A framework-guided thematic analysis of recorded focus group transcripts used deductive coding to PET domains (Practice, Evidence, Translation) with dual coding across two purposively sampled focus groups: Master’s-level nursing students (FG1; n = 5) and doctoral-level nursing students (FG2; n = 5), yielding N = 10 participants.

Results

In Practice participants framed EBP as “not personal preference,” integrating research evidence, clinical experience, and patient preferences, and described adapting tools and protocols locally. Key practice barriers include bedside resistance when EBP steps were viewed as extra work and hierarchical norms that constrained nursing autonomy.

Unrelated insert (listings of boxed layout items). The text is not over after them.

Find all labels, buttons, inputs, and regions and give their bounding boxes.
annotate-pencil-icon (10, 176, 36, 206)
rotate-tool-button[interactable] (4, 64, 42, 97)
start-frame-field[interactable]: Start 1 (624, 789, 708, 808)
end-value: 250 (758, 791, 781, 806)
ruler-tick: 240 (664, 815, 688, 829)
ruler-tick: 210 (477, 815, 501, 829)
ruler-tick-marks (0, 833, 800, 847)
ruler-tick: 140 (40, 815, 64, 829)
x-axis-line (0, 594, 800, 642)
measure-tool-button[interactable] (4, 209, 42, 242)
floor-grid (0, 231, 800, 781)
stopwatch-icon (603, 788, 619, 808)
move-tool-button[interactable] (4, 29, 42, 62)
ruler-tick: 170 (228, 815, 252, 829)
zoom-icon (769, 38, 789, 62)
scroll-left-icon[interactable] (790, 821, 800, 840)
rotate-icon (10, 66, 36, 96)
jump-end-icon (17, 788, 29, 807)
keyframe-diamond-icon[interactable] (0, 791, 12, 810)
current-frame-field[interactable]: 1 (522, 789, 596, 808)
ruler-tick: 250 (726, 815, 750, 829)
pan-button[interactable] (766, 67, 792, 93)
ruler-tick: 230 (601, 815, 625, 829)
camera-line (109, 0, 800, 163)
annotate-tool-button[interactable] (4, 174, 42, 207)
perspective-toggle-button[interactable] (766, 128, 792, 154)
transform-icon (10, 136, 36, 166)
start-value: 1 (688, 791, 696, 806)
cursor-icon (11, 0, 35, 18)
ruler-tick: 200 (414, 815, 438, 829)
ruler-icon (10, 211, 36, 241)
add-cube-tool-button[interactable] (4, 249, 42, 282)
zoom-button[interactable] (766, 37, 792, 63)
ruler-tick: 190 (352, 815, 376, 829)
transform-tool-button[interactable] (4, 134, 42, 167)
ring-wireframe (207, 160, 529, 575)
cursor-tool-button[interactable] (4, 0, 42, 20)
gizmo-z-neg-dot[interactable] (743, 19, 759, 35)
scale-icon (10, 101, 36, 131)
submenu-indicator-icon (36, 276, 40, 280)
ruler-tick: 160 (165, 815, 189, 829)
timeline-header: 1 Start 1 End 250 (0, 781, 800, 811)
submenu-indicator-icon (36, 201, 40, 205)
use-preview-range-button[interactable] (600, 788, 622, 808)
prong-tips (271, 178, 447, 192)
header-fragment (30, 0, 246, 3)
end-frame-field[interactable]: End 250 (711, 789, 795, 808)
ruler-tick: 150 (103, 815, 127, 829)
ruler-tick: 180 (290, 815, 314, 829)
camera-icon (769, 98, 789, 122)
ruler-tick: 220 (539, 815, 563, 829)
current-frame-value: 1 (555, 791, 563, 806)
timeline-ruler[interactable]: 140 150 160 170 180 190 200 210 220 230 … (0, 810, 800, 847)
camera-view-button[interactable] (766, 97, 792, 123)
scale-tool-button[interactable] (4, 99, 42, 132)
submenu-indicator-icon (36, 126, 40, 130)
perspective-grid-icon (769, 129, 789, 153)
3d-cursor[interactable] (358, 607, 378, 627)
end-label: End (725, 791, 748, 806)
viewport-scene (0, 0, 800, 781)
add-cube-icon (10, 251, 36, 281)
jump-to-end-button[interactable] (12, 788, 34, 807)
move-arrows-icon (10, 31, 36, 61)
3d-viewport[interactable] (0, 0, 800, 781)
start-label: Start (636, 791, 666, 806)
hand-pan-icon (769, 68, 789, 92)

In Evidence, participants reported variable EBP education and research literacy and inconsistent organizational access to journals and databases. In Translation, facilitators included leadership support and capacity-building, while barriers included multi-level resistance and slow approval processes.

Conclusion

PET mapping highlights priorities to protect time for EBP work, build research skills, ensure reliable evidence access, and streamline translation pathways.